Abstract:
The bioavailability of conventional nasal solutions is very poor due to mucocilliary clearance, enzyme activity present in nasal mucosal membrane and drainage which remove rapidly various foreign substances including drug from the surface of the nasal. Frequent instillation of drug solution is necessary to maintain a therapeutic drug level in the nasal or at the site of action but the frequent use of highly concentrated solution may induce toxic side effects due to highly vascularized systemic absorption of drug. The recent trends in nasal drug delivery are in situ gelling systems. Ampicillin sodium is a β-lactum antibiotic belonging to amino penicillin family.
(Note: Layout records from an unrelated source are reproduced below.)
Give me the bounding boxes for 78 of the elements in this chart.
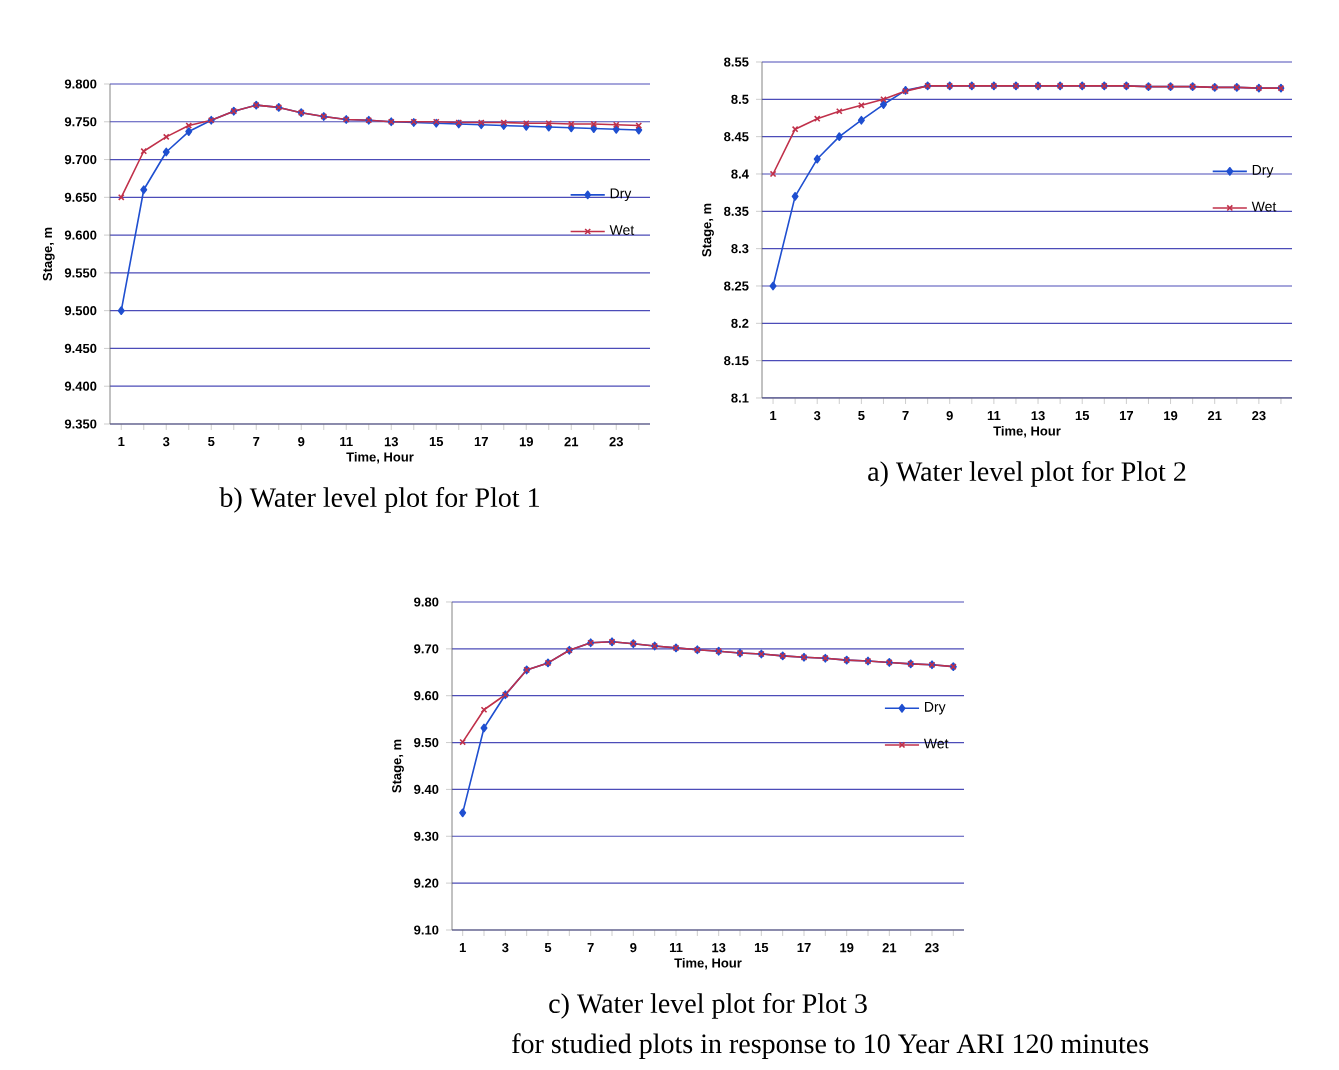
x-tick-label: 21: [882, 943, 897, 953]
x-tick-label: 21: [1207, 411, 1222, 421]
x-tick-label: 11: [987, 411, 1001, 420]
x-tick-label: 3: [502, 943, 509, 953]
y-tick-label: 9.400: [64, 381, 97, 391]
x-tick-label: 23: [1252, 411, 1266, 421]
x-tick-label: 9: [946, 411, 953, 421]
x-tick-label: 1: [118, 437, 125, 446]
y-tick-label: 8.25: [724, 281, 749, 291]
x-tick-label: 11: [340, 437, 353, 446]
y-axis-title: Stage, m: [392, 739, 404, 793]
text: a) Water level plot for Plot 2: [868, 461, 1186, 487]
x-tick-label: 13: [1031, 411, 1045, 421]
x-tick-label: 17: [797, 943, 811, 952]
x-tick-label: 7: [587, 943, 594, 952]
y-tick-label: 9.20: [414, 878, 439, 888]
y-tick-label: 8.1: [731, 393, 749, 403]
y-tick-label: 8.2: [731, 318, 749, 328]
text: b) Water level plot for Plot 1: [219, 487, 539, 513]
x-axis-title: Time, Hour: [674, 958, 742, 970]
y-tick-label: 9.700: [64, 154, 97, 165]
y-tick-label: 8.3: [731, 244, 749, 254]
y-axis-title: Stage, m: [702, 203, 714, 257]
x-tick-label: 21: [564, 437, 579, 447]
y-tick-label: 9.70: [414, 644, 439, 654]
y-tick-label: 8.5: [731, 94, 749, 104]
y-tick-label: 8.15: [724, 356, 749, 366]
y-tick-label: 8.4: [731, 169, 749, 179]
y-tick-label: 9.80: [414, 597, 439, 607]
y-tick-label: 9.550: [64, 268, 97, 278]
y-tick-label: 9.800: [64, 79, 97, 89]
x-tick-label: 1: [459, 943, 466, 952]
y-tick-label: 9.60: [414, 691, 439, 701]
y-tick-label: 9.50: [414, 737, 439, 748]
y-tick-label: 9.750: [64, 117, 97, 127]
x-tick-label: 13: [712, 943, 726, 953]
legend-label: Wet: [609, 225, 635, 235]
x-tick-label: 5: [208, 437, 215, 447]
x-tick-label: 5: [858, 411, 865, 421]
x-tick-label: 19: [519, 437, 533, 447]
y-tick-label: 9.350: [64, 419, 97, 429]
text: for studied plots in response to 10 Year ARI 120 minutes: [512, 1033, 1149, 1059]
x-tick-label: 3: [162, 437, 170, 447]
y-tick-label: 9.450: [64, 343, 97, 354]
y-tick-label: 9.10: [414, 925, 439, 935]
y-tick-label: 9.600: [64, 230, 97, 240]
x-tick-label: 23: [609, 437, 623, 447]
x-tick-label: 1: [770, 411, 777, 420]
x-tick-label: 23: [925, 943, 939, 953]
x-tick-label: 7: [902, 411, 909, 420]
x-axis-title: Time, Hour: [346, 452, 414, 464]
x-tick-label: 19: [840, 943, 854, 953]
text: c) Water level plot for Plot 3: [549, 993, 867, 1019]
x-tick-label: 5: [544, 943, 552, 953]
x-tick-label: 11: [669, 943, 683, 952]
y-tick-label: 9.650: [64, 192, 97, 202]
x-tick-label: 15: [429, 437, 444, 447]
y-tick-label: 9.500: [64, 306, 97, 316]
x-tick-label: 17: [1119, 411, 1134, 420]
legend-label: Dry: [1252, 165, 1274, 178]
x-tick-label: 13: [384, 437, 398, 447]
x-tick-label: 9: [630, 943, 637, 953]
y-tick-label: 8.45: [724, 132, 749, 142]
legend-label: Wet: [1251, 201, 1277, 212]
y-tick-label: 9.30: [414, 831, 439, 841]
x-tick-label: 3: [813, 411, 821, 421]
x-tick-label: 15: [1075, 411, 1090, 421]
y-tick-label: 9.40: [414, 784, 439, 795]
x-tick-label: 17: [474, 437, 488, 446]
x-axis-title: Time, Hour: [993, 426, 1061, 438]
y-tick-label: 8.35: [724, 206, 749, 216]
x-tick-label: 15: [754, 943, 769, 953]
legend-label: Dry: [925, 702, 946, 715]
y-tick-label: 8.55: [724, 57, 749, 67]
x-tick-label: 9: [298, 437, 305, 447]
x-tick-label: 7: [253, 437, 260, 446]
y-axis-title: Stage, m: [42, 227, 55, 281]
x-tick-label: 19: [1164, 411, 1178, 421]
In this investigation pH triggered nasal in situ gelling system was formulated by using carbopol 934 and HPMC K4M , it was evaluated for several parameters like drug-polymer interaction, appearance, clarity, pH measurement, drug content (%), gelling capacity, gelation time,  viscosity, in vitro drug release studies, comparative diffusion studies and short term stability studies. In the developed selected formulation which exhibits 7th h 65.2% release with non-irritating, sterile and stable properties thus increasing residence time of drug with better patient compliance. Comparative diffusion studies showed to sustain release of drug for 7h than marketed nasal drops for 2h, so it was concluded that Ampicillin sodium in situ gel is a viable alternative to conventional system.

Keywords: Ampicillin Sodium, β-lactum Antibiotic, In Situ Gel, Carbopol 934, HPMC K4M pH Triggered Method.